Reflexões sobre a Fé como ato do Intelecto

A fé é apreensão intelectual, iluminada e inspirada pelo Espírito Santo, da Revelação Divina proposta pela Igreja, em virtude da autoridade de Deus que revela, a qual foi transmitida por Jesus aos Apóstolos e seus Sucessores.

Mas antes de uma adesão aos conteúdos revelados, há uma adesão ao “Revelador”, um reconhecimento de que Ele tem autoridade sobre minha vida – e de que essa autoridade foi transmitida ao Magistério da Igreja; por isso se fala de “obediência da fé”. É uma espécie de reconhecimento de que “Deus é Deus”, e que diante d’Ele não há alternativa que não seja a da humilde submissão de todo nosso ser; ao mesmo tempo um reconhecimento do amor de Deus, “que nos compele” (2Cor 5,14); não se trata de uma autoridade “opressiva”, mas de alguém que se “impõe” por seu amor.

Conseqüentemente, é um reconhecimento de que “a Revelação é Revelação” (e não uma invenção humana dos “padres”, etc.), para que possa ser, então, reconhecimento dos conteúdos concretos dessa Revelação – o que falta aos não crentes não é o conhecimento do Catecismo (que eles poderiam ler), mas a aceitação de que esses conteúdos são verdadeiramente revelados por Deus enquanto merecedor de credibilidade.
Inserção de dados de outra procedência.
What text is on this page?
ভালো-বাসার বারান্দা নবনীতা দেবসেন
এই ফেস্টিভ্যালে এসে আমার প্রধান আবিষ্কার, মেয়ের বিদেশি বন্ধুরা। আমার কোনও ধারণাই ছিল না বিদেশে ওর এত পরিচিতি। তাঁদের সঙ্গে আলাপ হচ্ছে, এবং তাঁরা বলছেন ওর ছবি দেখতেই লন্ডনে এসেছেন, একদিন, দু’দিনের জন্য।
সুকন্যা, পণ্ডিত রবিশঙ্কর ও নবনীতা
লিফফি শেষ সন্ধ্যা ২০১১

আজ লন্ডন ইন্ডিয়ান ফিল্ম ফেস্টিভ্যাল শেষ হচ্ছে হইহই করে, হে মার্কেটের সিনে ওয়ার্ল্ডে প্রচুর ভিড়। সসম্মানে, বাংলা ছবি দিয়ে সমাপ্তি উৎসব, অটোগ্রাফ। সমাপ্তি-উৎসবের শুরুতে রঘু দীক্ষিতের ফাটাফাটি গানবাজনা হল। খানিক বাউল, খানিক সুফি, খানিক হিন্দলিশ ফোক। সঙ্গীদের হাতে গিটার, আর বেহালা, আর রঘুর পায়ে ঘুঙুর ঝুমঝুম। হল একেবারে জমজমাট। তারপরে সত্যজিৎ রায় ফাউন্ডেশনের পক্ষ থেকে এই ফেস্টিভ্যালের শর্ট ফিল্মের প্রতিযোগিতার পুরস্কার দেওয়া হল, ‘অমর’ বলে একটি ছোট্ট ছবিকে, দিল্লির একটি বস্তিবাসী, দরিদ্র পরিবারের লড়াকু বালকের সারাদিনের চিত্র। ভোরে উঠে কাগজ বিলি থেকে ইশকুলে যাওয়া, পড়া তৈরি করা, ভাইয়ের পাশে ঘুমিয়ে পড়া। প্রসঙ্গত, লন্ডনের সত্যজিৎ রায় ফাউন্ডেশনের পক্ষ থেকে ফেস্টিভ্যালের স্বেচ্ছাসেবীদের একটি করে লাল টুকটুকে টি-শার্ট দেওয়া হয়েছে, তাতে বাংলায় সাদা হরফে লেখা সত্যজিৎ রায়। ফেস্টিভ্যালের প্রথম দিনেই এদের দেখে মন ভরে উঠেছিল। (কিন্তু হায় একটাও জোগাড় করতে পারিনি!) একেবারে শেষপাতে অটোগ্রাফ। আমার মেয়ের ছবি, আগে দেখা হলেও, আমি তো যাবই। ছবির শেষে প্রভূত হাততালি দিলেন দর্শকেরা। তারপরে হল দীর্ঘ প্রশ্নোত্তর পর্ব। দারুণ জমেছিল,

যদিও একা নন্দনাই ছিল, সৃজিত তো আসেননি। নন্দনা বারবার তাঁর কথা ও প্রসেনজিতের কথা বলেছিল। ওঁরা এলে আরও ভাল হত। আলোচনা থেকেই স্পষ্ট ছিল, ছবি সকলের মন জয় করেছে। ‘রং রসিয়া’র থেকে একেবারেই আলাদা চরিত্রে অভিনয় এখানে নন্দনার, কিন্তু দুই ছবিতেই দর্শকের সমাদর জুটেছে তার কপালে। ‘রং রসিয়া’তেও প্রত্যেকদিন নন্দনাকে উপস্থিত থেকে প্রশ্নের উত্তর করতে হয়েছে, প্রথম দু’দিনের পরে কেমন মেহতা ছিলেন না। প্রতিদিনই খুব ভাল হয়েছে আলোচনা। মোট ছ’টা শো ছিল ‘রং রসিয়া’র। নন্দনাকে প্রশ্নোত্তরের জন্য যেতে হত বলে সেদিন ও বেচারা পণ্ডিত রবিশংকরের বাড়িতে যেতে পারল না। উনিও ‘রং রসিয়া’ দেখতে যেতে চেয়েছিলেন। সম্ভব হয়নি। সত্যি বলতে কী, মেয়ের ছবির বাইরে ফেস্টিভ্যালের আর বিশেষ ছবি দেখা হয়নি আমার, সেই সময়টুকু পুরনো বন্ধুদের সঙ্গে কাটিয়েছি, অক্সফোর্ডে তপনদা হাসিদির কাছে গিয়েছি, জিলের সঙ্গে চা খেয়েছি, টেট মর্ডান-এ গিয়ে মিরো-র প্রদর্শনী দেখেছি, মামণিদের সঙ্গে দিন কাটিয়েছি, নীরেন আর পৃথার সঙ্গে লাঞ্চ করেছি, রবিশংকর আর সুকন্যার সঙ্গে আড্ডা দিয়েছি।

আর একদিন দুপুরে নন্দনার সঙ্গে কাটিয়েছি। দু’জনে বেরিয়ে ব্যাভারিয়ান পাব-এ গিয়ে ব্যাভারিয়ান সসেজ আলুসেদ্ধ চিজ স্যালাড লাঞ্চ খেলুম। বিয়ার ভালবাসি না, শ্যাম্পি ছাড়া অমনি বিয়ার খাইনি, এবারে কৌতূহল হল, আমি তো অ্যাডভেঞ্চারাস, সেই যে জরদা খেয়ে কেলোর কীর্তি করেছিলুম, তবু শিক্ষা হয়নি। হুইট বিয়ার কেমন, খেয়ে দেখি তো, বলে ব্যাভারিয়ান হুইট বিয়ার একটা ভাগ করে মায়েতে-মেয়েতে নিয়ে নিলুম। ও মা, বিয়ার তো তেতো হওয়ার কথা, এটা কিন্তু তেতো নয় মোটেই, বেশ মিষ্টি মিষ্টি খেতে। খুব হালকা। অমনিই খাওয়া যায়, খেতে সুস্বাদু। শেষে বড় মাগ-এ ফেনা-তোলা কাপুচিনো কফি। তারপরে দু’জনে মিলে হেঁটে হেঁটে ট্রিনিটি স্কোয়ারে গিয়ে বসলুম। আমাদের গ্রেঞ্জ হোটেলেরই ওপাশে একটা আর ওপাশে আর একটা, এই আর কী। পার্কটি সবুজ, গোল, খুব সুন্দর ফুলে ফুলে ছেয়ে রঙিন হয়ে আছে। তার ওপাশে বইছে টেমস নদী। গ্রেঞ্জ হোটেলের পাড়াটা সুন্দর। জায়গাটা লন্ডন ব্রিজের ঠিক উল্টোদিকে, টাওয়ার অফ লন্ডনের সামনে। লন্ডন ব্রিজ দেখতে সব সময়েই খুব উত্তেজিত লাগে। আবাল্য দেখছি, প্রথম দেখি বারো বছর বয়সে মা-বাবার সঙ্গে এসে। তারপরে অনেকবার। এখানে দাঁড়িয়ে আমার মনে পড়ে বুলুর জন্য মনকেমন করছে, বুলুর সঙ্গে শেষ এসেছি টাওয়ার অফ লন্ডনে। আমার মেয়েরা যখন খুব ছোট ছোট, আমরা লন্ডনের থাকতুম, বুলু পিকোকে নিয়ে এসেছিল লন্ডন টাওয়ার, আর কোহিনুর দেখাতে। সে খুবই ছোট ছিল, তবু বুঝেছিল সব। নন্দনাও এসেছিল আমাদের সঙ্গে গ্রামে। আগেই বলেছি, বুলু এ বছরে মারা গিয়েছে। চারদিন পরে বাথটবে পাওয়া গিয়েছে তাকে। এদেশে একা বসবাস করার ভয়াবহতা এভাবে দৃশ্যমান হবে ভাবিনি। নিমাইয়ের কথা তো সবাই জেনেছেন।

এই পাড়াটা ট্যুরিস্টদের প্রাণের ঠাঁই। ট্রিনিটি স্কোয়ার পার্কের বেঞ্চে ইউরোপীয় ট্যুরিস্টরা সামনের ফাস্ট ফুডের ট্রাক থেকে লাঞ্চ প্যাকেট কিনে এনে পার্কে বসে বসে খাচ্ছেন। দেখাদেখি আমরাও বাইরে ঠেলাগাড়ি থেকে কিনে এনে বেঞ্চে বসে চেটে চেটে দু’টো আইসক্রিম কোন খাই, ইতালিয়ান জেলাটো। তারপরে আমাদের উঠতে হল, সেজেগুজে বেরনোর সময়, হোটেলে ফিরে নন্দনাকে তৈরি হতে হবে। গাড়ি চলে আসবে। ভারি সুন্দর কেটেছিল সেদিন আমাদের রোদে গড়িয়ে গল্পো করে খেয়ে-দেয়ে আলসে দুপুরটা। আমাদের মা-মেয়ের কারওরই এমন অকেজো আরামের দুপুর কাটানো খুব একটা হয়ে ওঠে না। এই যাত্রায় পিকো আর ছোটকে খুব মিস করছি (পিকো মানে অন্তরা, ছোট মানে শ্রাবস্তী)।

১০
Esse reconhecimento nos abre à confiança nas promessas divinas referentes ao futuro (nos abre à virtude teologal da Esperança); e a uma atuação em conformidade com Aquele que reconheço como Amor e de cujo amor participo (nos abre à virtude teologal da caridade).

A fé é um conhecimento, antes de tudo, pessoal, como o conhecimento que temos de um amigo: não dizemos que conhecemos um amigo apenas quando tomamos conhecimento “somos informados” das coisas que ele nos conta; mas quando, de um certo modo, participamos de sua vida, de tal modo que praticamente chegamos a “apalpar” seus relatos pessoais, entramos na intimidade dele, o conhecemos “por dentro” (etimologicamente, “inteligir” é “ler dentro”; não é um conhecimento meramente teórico, mas uma “intimação” com a realidade). Um conhecimento, por assim dizer, “amoroso”, que nos leva à atitude de nos “fiar” nessa pessoa (Fé como fiabilidade); eu conheço o Amor de Deus e por isso me fio naquilo que Ele diz: os Mistérios que revela (Fé propriamente dita); também suas promessas (Esperança); e o sentido de nossas vidas (Amor).
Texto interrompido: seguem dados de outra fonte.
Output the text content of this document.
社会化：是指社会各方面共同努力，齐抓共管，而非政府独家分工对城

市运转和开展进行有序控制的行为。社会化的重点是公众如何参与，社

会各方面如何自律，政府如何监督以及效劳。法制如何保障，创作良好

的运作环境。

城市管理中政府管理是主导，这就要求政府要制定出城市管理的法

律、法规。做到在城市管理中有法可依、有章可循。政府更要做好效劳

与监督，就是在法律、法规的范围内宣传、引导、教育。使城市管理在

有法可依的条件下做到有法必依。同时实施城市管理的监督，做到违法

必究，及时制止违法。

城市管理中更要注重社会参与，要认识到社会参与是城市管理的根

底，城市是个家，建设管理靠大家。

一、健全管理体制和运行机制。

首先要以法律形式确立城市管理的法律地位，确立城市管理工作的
A dimensão do sentimento – assim como, obviamente, a da vontade – não está excluída da Fé, mas não é formalmente aquilo que define a Fé. Não se pode “amar aquilo que não se conhece”. Entretanto, alguém não tem uma fé “maior” porque sabe mais teologia, mas porque, com o pouco ou o muito que saiba, se aproxima mais de Deus, e se abre mais à Esperança e ao Amor. Um mínimo conhecimento, como o da fórmula do Símbolo dos Apóstolos, por exemplo, pode nos levar a uma entrega muito mais ardorosa que o conhecimento da Suma Teológica inteira – a maior Fé é a que conduz a uma maior Esperança e a um maior Amor. Uma Fé que não “opera pela caridade” (Gl 5,6), nem confia no Senhor, é uma Fé pouco madura, que não tira para a vida as conseqüências práticas daquelas realidades em que crê.

E a Fé se inscreve toda dentro da certeza; não há espaço para o medo de errar. Mas não é uma espécie de obstinação psicológica, e sim uma autêntica segurança pessoal, da mesma espécie, por exemplo, daquela que nos vem quando sabemos um assunto por termos estudado a fundo e vamos para uma prova tranqüilos.
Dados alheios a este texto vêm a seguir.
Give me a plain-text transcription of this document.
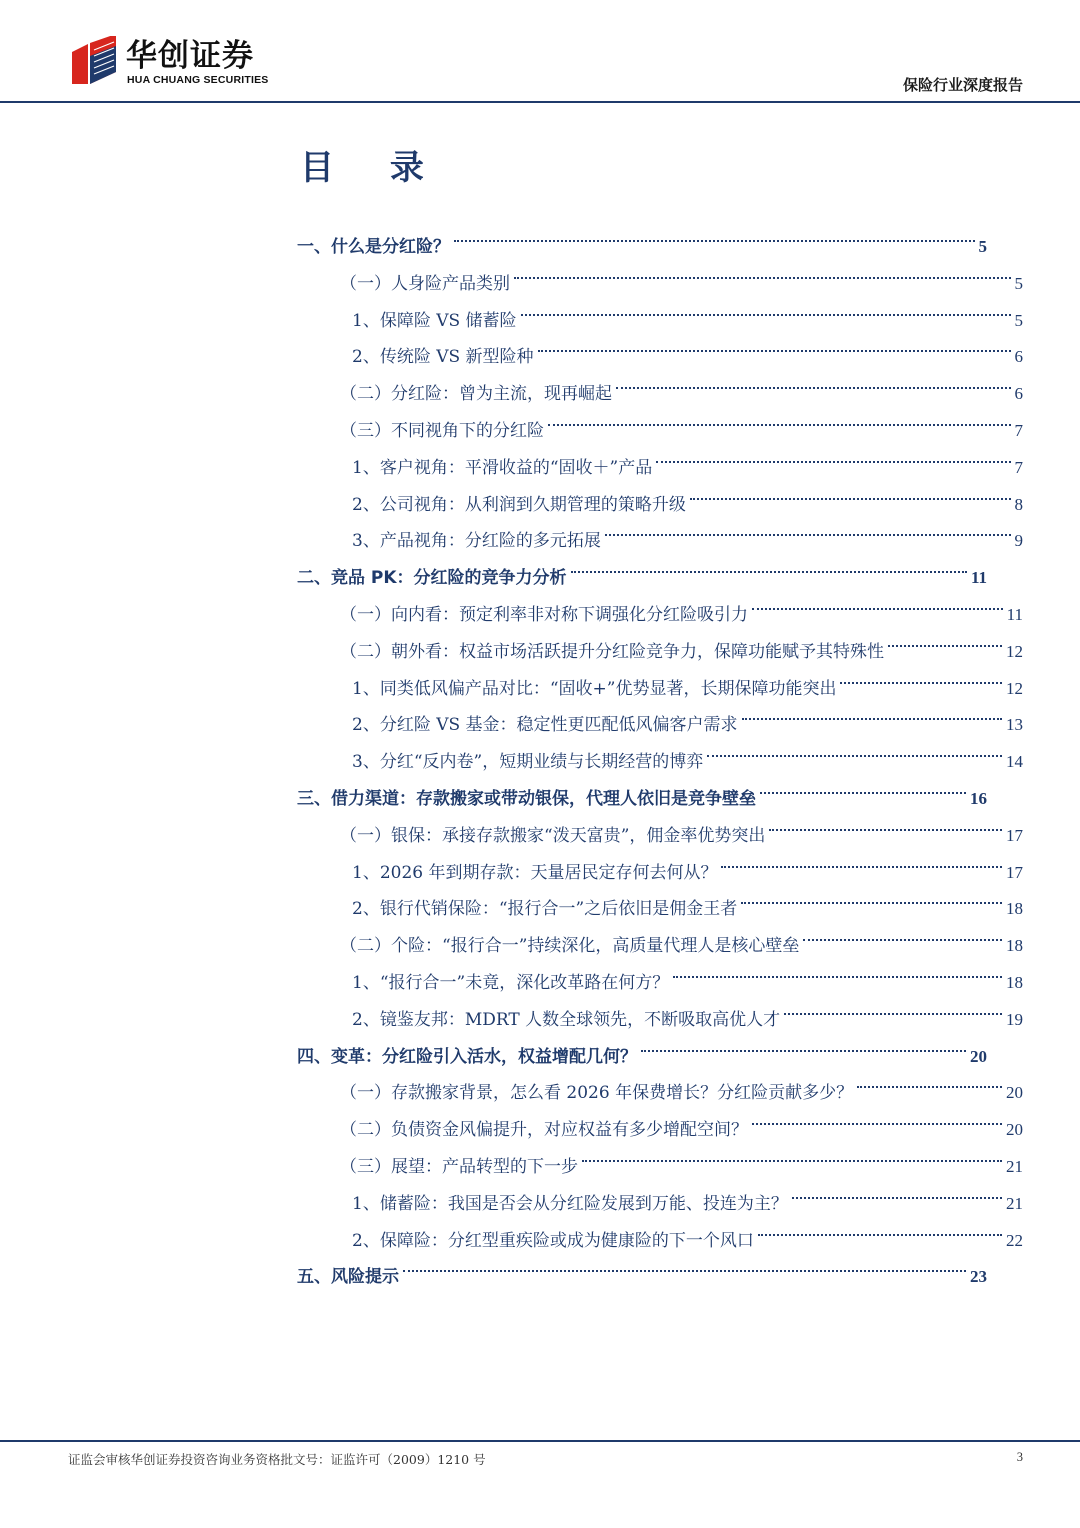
华创证券
HUA CHUANG SECURITIES	保险行业深度报告
目 录
一、什么是分红险？	5
（一）人身险产品类别	5
1、保障险 VS 储蓄险	5
2、传统险 VS 新型险种	6
（二）分红险：曾为主流，现再崛起	6
（三）不同视角下的分红险	7
1、客户视角：平滑收益的“固收＋”产品	7
2、公司视角：从利润到久期管理的策略升级	8
3、产品视角：分红险的多元拓展	9
二、竞品 PK：分红险的竞争力分析	11
（一）向内看：预定利率非对称下调强化分红险吸引力	11
（二）朝外看：权益市场活跃提升分红险竞争力，保障功能赋予其特殊性	12
1、同类低风偏产品对比：“固收+”优势显著，长期保障功能突出	12
2、分红险 VS 基金：稳定性更匹配低风偏客户需求	13
3、分红“反内卷”，短期业绩与长期经营的博弈	14
三、借力渠道：存款搬家或带动银保，代理人依旧是竞争壁垒	16
（一）银保：承接存款搬家“泼天富贵”，佣金率优势突出	17
1、2026 年到期存款：天量居民定存何去何从？	17
2、银行代销保险：“报行合一”之后依旧是佣金王者	18
（二）个险：“报行合一”持续深化，高质量代理人是核心壁垒	18
1、“报行合一”未竟，深化改革路在何方？	18
2、镜鉴友邦：MDRT 人数全球领先，不断吸取高优人才	19
四、变革：分红险引入活水，权益增配几何？	20
（一）存款搬家背景，怎么看 2026 年保费增长？分红险贡献多少？	20
（二）负债资金风偏提升，对应权益有多少增配空间？	20
（三）展望：产品转型的下一步	21
1、储蓄险：我国是否会从分红险发展到万能、投连为主？	21
2、保障险：分红型重疾险或成为健康险的下一个风口	22
五、风险提示	23
证监会审核华创证券投资咨询业务资格批文号：证监许可（2009）1210 号	3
A Fé é uma experiência pessoal de encontro com Deus dentro da comunidade que perdura no tempo a Sua manifestação ou Revelação, ou seja, dentro da Igreja Católica – ou dentro daquelas comunidades eclesiais que mantém alguns elementos da Revelação (nesse caso, é uma Fé “incompleta” que impele à plenitude católica). Eu só posso crer porque a Fé me é anunciada. Não é algo que “eu me dou”, mas que recebo, é um dom. Justamente o dom que me permite reconhecer a “Deus enquanto Deus”, o mesmo dom que fez S. Pedro proclamar sua profissão de Fé diante de Cristo. O anúncio da Fé é anúncio da Palavra Encarnada, é um colocar as pessoas diante da realidade de Jesus de Nazaré, que se manifesta na Sagrada Escritura, Palavra escrita, na Tradição Apostólica, nos Sacramentos, nos fiéis cristãos… Anúncio que tem como meta a conversão da pessoa e sua adesão a Cristo, para que assim entre em comunhão, por meio dEle e na Igreja, com a Santíssima Trindade.